Though Oliver Wendell Douglas might have seemed out of place to the citizens of Green Acres, it turned out that Eddie Albert was actually quite at home in rural America. In addition to his accomplishments as an actor, Albert was also a passionate environmentalist with titles that included chairman of the Boy Scouts of America and Chairman of the Eddie Albert World Trees Foundation of America.
Most notably, Albert spoke out against the use of DDT, a pesticide commonly used in agriculture that eventually became infamous for its harm to the environment. In an interview with The Orlando Sentinel, Albert recalled that he was able to combine two of his passions by explaining DDT's harm during television programs.

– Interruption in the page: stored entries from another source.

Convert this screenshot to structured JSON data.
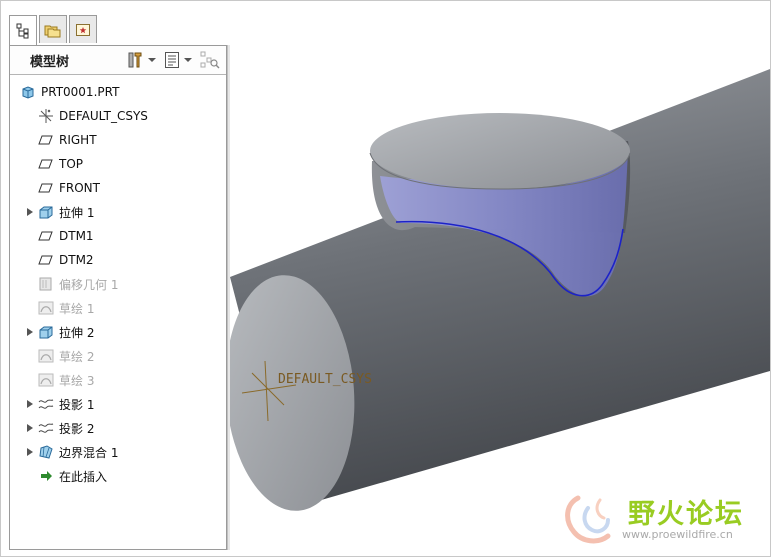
{
  "panel": {
    "title": "模型树"
  },
  "tree": {
    "root": "PRT0001.PRT",
    "items": [
      {
        "label": "DEFAULT_CSYS",
        "icon": "csys-icon",
        "expandable": false,
        "dimmed": false
      },
      {
        "label": "RIGHT",
        "icon": "datum-plane-icon",
        "expandable": false,
        "dimmed": false
      },
      {
        "label": "TOP",
        "icon": "datum-plane-icon",
        "expandable": false,
        "dimmed": false
      },
      {
        "label": "FRONT",
        "icon": "datum-plane-icon",
        "expandable": false,
        "dimmed": false
      },
      {
        "label": "拉伸 1",
        "icon": "extrude-icon",
        "expandable": true,
        "dimmed": false
      },
      {
        "label": "DTM1",
        "icon": "datum-plane-icon",
        "expandable": false,
        "dimmed": false
      },
      {
        "label": "DTM2",
        "icon": "datum-plane-icon",
        "expandable": false,
        "dimmed": false
      },
      {
        "label": "偏移几何 1",
        "icon": "offset-geometry-icon",
        "expandable": false,
        "dimmed": true
      },
      {
        "label": "草绘 1",
        "icon": "sketch-icon",
        "expandable": false,
        "dimmed": true
      },
      {
        "label": "拉伸 2",
        "icon": "extrude-icon",
        "expandable": true,
        "dimmed": false
      },
      {
        "label": "草绘 2",
        "icon": "sketch-icon",
        "expandable": false,
        "dimmed": true
      },
      {
        "label": "草绘 3",
        "icon": "sketch-icon",
        "expandable": false,
        "dimmed": true
      },
      {
        "label": "投影 1",
        "icon": "projection-icon",
        "expandable": true,
        "dimmed": false
      },
      {
        "label": "投影 2",
        "icon": "projection-icon",
        "expandable": true,
        "dimmed": false
      },
      {
        "label": "边界混合 1",
        "icon": "boundary-blend-icon",
        "expandable": true,
        "dimmed": false
      },
      {
        "label": "在此插入",
        "icon": "insert-here-icon",
        "expandable": false,
        "dimmed": false
      }
    ]
  },
  "viewport": {
    "csys_label": "DEFAULT_CSYS"
  },
  "watermark": {
    "text": "野火论坛",
    "url": "www.proewildfire.cn"
  },
  "colors": {
    "body": "#7d8288",
    "surface": "#8f92d2",
    "curve": "#1c22c8",
    "csys": "#8a6a2a",
    "watermark": "#99cc22"
  }
}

"I began going on television to explain the harm that DDT was doing," Albert said, adding that he was able to join forces with notable people like broadcaster and entertainer Arthur Godfrey as well as Wisconsin senator Gaylord Nelson, who would later found the official holiday Earth Day. Albert's efforts eventually paid off, and DDT was banned in the United States in 1972, and would eventually be banned worldwide in 2004.
With these efforts, it's obvious that Albert wasn't shy about arguing to save the planet, even on the Green Acres set. During an appearance at Epcot's SuperStar Television attraction, he recounted a specific interaction with costar Eva Gabor. Gabor's character, Lisa, was known for her adventurous and metropolitan fashion sense, and Albert explained that Gabor came onto set wearing a dress made of feathers.
"I asked her not to wear it on camera, because people would see it and want to go out and buy one just like it," Albert said. Gabor, the show's fashionista, countered that was the point.
Albert then said he explained to Gabor that many birds would have to die to provide the feathers for the dress. "She just looked at me a moment and said, 'Eddie, feathers don't come from birds.'" When pressed by Albert on where they came from, Gabor responded, "'Pillows, dahling, pillows."
Years later, after recounting the story, Albert spoke with The Orlando Sentinel and concluded, "To this day I don't know whether Eva was kidding or not."